The result was Little Women (1868), which was based on her own family and her own experience as an aspiring writer. Alcott was disappointed at how popular Little Women became, because she was obligated to keep writing more books in the same vein.

It's the birthday Madeleine L'Engle, (books by this author) born in New York City (1918), who struggled to find any success as a writer with novels about ordinary families and ordinary situations, but after reading about the ideas of Albert Einstein, she wrote a science fiction novel called A Wrinkle in Time (1962), about a group of children who have to rescue their father from a planet where individuality has been outlawed. The book was rejected by 26 different publishers, who all felt that it was too difficult for children but too fantastic for adults. But when it came out in 1962, the novel won the Newbery Medal, and it sells about 15,000 copies a year.

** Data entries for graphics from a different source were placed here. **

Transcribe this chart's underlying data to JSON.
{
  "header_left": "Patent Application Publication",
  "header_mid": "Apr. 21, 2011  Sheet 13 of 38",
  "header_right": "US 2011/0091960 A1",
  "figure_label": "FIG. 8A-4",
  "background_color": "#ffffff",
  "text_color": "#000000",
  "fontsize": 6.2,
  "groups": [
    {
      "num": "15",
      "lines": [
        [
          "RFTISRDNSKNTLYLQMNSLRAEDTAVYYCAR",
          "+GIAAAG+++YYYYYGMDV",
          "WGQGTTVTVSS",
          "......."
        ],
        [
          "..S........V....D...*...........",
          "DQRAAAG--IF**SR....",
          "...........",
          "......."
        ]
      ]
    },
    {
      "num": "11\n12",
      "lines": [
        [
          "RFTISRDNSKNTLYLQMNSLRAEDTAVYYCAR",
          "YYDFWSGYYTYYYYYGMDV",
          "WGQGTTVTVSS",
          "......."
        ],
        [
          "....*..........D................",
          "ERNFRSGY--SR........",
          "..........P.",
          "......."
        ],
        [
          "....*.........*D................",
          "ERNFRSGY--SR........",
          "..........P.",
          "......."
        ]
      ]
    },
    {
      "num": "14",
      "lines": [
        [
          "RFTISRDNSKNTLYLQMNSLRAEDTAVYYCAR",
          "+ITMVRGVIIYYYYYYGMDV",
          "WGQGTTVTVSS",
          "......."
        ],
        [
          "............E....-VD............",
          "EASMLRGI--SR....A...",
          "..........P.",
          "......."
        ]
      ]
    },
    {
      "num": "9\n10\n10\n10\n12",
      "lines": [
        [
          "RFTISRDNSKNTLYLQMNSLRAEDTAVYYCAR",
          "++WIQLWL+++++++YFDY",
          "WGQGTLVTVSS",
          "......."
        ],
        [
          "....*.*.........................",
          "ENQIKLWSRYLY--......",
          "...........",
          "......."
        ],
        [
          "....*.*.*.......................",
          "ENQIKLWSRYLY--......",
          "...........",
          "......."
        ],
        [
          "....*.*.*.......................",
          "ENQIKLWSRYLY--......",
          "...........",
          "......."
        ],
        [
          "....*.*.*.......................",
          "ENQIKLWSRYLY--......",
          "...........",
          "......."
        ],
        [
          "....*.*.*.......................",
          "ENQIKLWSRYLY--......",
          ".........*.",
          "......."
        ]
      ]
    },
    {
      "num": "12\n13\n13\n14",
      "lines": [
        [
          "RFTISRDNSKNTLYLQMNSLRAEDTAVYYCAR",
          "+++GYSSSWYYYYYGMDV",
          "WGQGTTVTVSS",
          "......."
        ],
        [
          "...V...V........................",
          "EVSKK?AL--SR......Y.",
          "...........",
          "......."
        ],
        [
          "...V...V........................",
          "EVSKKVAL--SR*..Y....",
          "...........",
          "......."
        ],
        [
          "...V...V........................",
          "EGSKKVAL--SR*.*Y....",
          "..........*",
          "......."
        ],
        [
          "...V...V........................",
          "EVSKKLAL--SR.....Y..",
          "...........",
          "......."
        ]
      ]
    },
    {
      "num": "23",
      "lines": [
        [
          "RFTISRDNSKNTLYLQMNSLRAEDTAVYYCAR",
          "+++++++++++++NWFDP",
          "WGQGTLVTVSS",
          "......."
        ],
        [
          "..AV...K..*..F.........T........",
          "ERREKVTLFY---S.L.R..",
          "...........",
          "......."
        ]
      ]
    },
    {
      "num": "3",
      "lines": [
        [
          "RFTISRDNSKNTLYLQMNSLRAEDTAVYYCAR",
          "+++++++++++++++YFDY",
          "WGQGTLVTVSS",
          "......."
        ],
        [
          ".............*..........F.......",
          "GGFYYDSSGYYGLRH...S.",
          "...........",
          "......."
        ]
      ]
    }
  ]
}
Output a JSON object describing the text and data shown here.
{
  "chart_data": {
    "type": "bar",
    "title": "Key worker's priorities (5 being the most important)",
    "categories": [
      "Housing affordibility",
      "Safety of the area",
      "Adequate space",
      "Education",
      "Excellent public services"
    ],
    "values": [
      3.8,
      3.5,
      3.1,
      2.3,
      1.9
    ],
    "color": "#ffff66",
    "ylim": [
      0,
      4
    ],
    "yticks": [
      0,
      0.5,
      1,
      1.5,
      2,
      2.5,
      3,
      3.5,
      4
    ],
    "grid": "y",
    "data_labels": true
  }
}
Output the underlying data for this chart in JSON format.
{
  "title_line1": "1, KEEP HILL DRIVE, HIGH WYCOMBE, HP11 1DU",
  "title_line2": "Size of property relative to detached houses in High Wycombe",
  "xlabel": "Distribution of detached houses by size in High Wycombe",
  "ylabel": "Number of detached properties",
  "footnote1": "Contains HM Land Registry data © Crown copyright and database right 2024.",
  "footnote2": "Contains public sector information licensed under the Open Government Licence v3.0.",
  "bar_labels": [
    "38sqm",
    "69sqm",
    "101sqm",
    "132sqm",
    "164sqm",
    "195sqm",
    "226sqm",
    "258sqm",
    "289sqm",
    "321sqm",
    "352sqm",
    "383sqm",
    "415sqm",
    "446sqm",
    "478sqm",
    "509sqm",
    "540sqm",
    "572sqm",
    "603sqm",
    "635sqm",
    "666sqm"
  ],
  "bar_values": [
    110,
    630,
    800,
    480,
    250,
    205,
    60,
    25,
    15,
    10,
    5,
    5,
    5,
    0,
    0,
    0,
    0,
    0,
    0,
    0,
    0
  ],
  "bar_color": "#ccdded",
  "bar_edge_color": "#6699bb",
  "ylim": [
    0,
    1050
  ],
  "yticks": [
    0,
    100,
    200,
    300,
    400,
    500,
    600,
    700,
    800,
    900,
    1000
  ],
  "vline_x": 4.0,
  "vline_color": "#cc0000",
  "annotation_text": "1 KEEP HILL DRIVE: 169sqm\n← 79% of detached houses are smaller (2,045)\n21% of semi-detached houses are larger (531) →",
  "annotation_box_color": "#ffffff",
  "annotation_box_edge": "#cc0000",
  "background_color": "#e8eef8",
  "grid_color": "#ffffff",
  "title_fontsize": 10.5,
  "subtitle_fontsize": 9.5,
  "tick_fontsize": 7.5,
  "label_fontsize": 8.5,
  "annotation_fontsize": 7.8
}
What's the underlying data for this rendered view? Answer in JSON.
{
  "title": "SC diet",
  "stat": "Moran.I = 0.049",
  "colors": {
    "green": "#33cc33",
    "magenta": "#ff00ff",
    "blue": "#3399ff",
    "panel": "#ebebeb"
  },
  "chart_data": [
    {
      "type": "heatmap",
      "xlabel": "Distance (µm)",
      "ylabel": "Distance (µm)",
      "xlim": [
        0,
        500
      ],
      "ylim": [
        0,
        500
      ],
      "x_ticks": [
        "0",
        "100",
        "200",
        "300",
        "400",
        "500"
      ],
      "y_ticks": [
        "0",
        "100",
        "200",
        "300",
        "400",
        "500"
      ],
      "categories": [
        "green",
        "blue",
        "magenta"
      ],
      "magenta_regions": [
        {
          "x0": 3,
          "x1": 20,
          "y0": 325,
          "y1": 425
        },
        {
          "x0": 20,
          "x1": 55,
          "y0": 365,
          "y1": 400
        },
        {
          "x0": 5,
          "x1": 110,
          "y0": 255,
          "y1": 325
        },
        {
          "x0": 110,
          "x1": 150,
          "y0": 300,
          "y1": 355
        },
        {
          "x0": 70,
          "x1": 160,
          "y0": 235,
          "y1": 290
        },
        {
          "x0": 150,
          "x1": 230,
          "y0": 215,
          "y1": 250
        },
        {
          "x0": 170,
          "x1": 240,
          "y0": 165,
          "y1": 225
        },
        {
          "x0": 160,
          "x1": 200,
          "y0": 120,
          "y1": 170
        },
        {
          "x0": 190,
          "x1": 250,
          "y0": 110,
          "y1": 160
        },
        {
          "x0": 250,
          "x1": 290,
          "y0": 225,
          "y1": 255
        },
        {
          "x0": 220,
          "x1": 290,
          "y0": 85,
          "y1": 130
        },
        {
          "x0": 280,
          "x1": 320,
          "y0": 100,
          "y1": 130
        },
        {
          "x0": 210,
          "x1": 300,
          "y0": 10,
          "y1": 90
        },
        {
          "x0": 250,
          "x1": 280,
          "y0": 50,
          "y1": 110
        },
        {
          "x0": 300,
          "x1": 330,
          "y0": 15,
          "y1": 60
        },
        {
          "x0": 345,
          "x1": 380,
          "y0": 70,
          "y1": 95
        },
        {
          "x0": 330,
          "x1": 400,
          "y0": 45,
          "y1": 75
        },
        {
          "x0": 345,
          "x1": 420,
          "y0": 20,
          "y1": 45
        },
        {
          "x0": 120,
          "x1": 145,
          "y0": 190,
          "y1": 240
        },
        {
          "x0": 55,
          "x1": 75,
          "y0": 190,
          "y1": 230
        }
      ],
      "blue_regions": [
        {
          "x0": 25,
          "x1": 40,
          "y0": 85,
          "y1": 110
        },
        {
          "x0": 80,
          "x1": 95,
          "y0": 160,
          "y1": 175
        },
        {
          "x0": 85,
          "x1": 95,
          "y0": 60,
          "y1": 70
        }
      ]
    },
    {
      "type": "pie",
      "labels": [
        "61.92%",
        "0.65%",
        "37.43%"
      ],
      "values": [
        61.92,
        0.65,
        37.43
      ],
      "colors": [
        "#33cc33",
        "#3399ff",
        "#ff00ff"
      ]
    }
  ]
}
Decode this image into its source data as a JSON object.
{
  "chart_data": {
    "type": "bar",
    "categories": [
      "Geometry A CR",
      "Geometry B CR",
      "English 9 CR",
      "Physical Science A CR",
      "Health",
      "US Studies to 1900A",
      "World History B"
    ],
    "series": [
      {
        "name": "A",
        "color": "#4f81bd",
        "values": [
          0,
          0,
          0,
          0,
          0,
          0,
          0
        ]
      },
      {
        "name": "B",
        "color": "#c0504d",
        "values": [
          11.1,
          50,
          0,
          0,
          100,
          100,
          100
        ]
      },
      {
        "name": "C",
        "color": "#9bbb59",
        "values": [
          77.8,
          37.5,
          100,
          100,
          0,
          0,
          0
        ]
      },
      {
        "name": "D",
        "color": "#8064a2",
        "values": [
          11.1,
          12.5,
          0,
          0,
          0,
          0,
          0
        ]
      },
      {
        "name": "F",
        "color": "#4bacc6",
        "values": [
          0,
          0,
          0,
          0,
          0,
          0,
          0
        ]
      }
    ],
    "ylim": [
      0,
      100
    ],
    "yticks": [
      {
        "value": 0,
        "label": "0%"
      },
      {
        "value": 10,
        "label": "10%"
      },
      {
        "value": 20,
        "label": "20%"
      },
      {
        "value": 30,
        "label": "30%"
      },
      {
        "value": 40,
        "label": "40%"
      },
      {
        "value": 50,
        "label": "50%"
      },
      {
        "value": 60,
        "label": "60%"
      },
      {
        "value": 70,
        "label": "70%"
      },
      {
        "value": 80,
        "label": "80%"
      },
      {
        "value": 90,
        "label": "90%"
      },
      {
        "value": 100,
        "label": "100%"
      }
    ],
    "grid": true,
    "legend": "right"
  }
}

It's the birthday of C.S. Lewis, (books by this author) born Clive Staples Lewis in Belfast (1898). He's best known probably for The Chronicles of Narnia, a seven-volume series of children's books. The first in the series, The Lion, the Witch and the Wardrobe (1950), begins: "Once there were four children whose names were Peter, Susan, Edmund and Lucy. This story is about something that happened to them when they were sent away from London during the war because of the air-raids."

C.S. Lewis is well known also for his essays on Christianity. He'd been baptized and raised Anglican (in the Church of Ireland), became atheist as a teenager, then a theist in his 20s, and then, in his early 30s, he converted wholeheartedly to Christianity.

His great many religious writings include Mere Christianity (1952), based on theological talks he gave on the BBC during World War II; The Screwtape Letters, a novel of letters from a demon to his nephew (1942); and the allegorical novel The Great Divorce (1945), in which dwellers of hell ride a bus up to heaven. In an essay called "Is Theology Poetry?" he wrote: "I believe in Christianity as I believe that the sun has risen. Not only because I see it, but because by it I see everything else."

He taught English and medieval literature for three decades at Oxford University, where he was good friends with The Lord of the Rings author J.R.R. Tolkien.

While friendly with his professorial peers, Lewis worked to ensure that he was an imposing, unapproachable figure to his students at Oxford. Once, a student had come to office hours to discuss the poet John Keats, and was later witnessed running down the stairs as Professor C.S. Lewis yelled after him: "If you think that way about Keats, you needn't come here again!" Another time, he recited one hundred lines of a narrative poem by Matthew Arnold to a student who was not convinced of the poem's merit. When the student still refused to acknowledge that the poem was any good, Professor Lewis proclaimed, "The sword must settle it!" Lewis handed him a rapier and drew the stunned student into a fencing match. The pupil was nicked by his professor's sword and bled a few drops.

C.S. Lewis died a week shy of his 65th birthday in Oxford, England, the same day that John F. Kennedy was assassinated in Dallas, Texas.

He said, "Love is something more stern and splendid than mere kindness."